Kyrelia... Ah, Kyrelia... On imagine mal à ce seul nom tous les bouleversements qu’elle a apportés dans ma vie. Kyrelia, je ne crois pas avoir eu l’occasion de la remercier et de lui dire tout ce que je pensais d’elle. Puisse la suite de ce récit corriger mon oubli. Notre rencontre se produisit sur la place de DarkShire. Ah, Kyrelia... Les mots semblent insuffisants pour la décrire. Elle me plut au premier coup d’œil. Vaguement boulotte, l’ossature hommasse, le teint blême, les cheveux filasses couleur aile-de-corbeau-crevé, le regard torve, le sourire méprisant, la voix autoritaire un brin virile : les apparences étant toujours trompeuses, cette femme devait avoir un esprit absolument remarquable, peut-être même le plus beau de la création. C’est la gorge un peu serrée par l’émotion que je me présentais à elle et que je lui proposais de faire route de concert pour rejoindre la pauvrette que j’avais ordre de protéger (toutes les occasions étaient bonnes pour rester un peu plus longtemps auprès de Kyrelia).
« Allez donc accourir vers elle comme un petit chien. »
La remarque me blessa, et je cherchais comment lui exprimer mon désarroi quand elle continua sur sa lancée : « Vous ne comprendrez jamais rien. »
J’essayais de lui demander ce que je devais comprendre, mais elle persistait : « Comme si c’était à moi de vous le dire. »
Et tout le trajet jusqu’à la colline aux corbeaux fut ponctué par autant de remarques du même acabit. On eut dit qu’elle tenait plus du perroquet que de l’être humain. Ses propos oscillaient entre le lieu commun, la méchanceté et la forfanterie. Cette discussion (si on peut l’appeler ainsi) continua encore après que nous ayons rejoint Sheenagh. D’ailleurs, celle-ci eut l’intelligence de ne pas s’en mêler : elle se contenta de nous regarder, tour à tour, sans se départir de son habituel sourire.

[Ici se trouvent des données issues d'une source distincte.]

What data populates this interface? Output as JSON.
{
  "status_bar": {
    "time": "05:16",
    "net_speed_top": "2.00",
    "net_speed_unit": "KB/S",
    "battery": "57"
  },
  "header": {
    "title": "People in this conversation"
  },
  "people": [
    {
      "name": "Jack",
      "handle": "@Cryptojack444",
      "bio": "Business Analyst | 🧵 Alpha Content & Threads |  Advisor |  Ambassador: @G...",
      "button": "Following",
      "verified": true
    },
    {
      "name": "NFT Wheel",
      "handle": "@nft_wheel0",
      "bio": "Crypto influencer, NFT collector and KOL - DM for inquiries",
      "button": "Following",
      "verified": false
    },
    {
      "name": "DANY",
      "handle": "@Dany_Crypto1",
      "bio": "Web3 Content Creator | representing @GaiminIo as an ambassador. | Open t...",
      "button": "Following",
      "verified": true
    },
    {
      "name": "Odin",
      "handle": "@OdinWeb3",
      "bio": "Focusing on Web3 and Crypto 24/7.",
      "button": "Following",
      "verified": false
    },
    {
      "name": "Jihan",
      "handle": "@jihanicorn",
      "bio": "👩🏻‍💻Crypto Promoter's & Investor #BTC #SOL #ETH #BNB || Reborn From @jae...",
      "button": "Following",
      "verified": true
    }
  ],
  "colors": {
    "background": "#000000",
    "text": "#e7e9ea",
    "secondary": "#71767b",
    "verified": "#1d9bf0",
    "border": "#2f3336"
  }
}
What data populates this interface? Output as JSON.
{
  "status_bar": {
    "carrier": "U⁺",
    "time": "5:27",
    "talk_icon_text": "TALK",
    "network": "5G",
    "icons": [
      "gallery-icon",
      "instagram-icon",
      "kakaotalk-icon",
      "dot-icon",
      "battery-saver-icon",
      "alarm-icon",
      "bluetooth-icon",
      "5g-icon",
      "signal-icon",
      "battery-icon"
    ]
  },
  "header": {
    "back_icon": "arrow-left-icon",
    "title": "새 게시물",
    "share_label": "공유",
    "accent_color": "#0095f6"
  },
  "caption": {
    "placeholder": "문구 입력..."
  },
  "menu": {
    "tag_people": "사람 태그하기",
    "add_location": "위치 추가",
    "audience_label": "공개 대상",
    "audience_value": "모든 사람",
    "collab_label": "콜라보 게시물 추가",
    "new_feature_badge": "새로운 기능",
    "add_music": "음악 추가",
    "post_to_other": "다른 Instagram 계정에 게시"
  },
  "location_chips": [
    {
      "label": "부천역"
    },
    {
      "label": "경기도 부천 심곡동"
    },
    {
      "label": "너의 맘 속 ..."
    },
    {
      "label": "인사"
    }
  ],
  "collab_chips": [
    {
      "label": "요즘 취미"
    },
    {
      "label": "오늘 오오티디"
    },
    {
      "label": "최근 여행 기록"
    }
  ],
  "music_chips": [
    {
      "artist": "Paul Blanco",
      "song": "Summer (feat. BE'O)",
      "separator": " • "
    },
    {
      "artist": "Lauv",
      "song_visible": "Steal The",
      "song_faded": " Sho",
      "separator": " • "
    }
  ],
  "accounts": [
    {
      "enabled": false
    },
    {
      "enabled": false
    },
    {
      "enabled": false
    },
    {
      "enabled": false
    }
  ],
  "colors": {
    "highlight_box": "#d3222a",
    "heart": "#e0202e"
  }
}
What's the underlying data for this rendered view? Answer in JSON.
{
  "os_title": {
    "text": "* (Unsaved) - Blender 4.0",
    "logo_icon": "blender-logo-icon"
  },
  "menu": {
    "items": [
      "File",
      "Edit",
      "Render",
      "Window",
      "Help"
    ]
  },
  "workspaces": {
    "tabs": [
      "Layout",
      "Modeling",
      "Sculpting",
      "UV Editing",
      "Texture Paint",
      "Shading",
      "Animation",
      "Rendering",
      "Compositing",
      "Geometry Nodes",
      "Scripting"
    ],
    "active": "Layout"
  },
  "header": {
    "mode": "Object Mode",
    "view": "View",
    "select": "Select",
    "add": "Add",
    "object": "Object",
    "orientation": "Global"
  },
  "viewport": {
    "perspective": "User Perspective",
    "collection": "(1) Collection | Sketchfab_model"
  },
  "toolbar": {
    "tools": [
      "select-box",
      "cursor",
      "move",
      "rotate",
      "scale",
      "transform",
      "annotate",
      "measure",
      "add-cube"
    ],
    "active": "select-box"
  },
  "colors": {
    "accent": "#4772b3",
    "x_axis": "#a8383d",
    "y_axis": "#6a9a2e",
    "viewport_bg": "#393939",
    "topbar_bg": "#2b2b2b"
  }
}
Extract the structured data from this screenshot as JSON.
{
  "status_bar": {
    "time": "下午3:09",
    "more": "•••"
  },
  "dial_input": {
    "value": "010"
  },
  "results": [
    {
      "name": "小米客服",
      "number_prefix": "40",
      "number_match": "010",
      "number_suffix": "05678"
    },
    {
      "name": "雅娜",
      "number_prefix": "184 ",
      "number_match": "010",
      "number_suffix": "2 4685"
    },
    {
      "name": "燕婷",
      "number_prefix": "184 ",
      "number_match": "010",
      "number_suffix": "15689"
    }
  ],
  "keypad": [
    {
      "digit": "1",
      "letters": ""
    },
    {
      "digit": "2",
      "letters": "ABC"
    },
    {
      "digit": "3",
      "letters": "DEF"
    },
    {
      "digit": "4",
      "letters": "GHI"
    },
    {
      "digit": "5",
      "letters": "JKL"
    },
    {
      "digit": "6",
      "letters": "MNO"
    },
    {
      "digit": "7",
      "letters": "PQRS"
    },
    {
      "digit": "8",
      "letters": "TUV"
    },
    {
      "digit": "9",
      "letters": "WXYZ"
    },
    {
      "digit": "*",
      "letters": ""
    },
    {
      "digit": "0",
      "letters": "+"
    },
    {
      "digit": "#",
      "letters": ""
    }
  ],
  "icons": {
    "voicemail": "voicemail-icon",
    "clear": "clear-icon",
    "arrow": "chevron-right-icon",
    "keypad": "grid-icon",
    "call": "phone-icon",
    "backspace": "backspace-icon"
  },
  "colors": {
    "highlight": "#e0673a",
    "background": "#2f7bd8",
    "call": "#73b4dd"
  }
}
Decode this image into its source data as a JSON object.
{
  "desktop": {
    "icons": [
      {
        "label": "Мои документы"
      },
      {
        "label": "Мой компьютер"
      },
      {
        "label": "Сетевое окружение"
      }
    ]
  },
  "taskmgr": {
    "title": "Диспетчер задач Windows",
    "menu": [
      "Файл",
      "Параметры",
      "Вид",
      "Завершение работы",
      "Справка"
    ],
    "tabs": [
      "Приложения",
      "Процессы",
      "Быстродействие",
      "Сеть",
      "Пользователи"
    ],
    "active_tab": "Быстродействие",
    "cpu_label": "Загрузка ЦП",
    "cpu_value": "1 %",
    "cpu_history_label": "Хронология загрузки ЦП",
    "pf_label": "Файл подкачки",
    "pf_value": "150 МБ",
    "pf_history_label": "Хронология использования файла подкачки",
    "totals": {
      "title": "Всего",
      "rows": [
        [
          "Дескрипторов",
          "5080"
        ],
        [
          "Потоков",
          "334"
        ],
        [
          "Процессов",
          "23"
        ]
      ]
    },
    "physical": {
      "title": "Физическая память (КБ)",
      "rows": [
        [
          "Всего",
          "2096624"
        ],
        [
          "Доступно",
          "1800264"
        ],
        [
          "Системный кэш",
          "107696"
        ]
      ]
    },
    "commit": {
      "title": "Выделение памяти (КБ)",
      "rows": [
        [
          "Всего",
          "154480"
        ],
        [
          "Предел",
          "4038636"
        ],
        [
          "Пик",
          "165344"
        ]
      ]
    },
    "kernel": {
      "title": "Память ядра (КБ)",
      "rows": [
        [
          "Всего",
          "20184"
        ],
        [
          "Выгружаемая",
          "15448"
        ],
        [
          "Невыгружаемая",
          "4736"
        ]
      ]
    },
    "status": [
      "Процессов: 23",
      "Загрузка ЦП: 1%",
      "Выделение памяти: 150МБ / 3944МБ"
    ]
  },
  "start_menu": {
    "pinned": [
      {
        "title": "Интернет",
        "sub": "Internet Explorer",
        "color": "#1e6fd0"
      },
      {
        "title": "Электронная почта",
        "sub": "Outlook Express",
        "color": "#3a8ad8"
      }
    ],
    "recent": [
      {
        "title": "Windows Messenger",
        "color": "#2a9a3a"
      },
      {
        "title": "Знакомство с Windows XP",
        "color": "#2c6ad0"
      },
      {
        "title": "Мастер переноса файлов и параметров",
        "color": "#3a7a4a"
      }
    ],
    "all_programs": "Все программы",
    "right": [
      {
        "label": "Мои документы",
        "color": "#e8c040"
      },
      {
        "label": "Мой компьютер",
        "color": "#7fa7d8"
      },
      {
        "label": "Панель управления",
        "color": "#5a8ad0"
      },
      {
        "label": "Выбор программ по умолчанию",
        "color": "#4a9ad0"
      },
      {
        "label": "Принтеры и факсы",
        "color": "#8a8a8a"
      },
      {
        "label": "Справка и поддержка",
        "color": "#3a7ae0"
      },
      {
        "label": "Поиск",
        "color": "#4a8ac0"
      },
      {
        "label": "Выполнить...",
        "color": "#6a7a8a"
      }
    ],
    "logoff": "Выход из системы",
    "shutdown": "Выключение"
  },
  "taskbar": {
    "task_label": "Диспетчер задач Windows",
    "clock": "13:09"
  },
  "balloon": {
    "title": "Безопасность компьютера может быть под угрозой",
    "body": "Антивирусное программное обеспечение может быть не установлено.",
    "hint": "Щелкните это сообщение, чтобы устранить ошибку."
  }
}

Une fois Kyrelia partie, je devais être bien morose, et surtout très pensif. Comment comprendre cette créature ? La Balance Cosmique ne pouvait pas l’avoir faite si laide et même temps si bête. C’était tout à fait incompréhensible. Mais si c’était bien le cas, alors qu’est-ce qui interdirait l’existence d’une créature à la fois belle et supérieurement intelligente. Or je tenais cela pour pur hérésie... Néanmoins, c’est un regard nouveau (et notablement perplexe) que je posais maintenant sur Sheenagh.

Semblant sentir mon trouble, elle laissait planer autour de nous un silence précieux, ponctué de quelques sourires dont j’ignorais le sens et qui m’intriguaient au plus haut point. Nous passions ainsi de goules en squelettes, sans mot dire, jusqu’à enfin arriver à cette fameuse crypte. Enfin, quand je dis fameuse, disons qu’elle l’est maintenant pour moi. À ce moment du récit, et pour tout autre personne que moi, il s’agit d’une crypte tout ce qu’il y a de plus commun : odeur de moisi, toiles d’araignées pendant du plafond, et zombies en pagaille. Je sais ce que vous vous dites (je suis mage, ne l’oubliez pas) : un genre d’endroit très romantique. En fait, je ne saurais trop dire ; je n’ai jamais trouvé les zombies franchement romantiques... Mais je veux bien convenir qu’il y a dans les cimetières (et par extension dans les cryptes) une atmosphère qui favorise l’introspection.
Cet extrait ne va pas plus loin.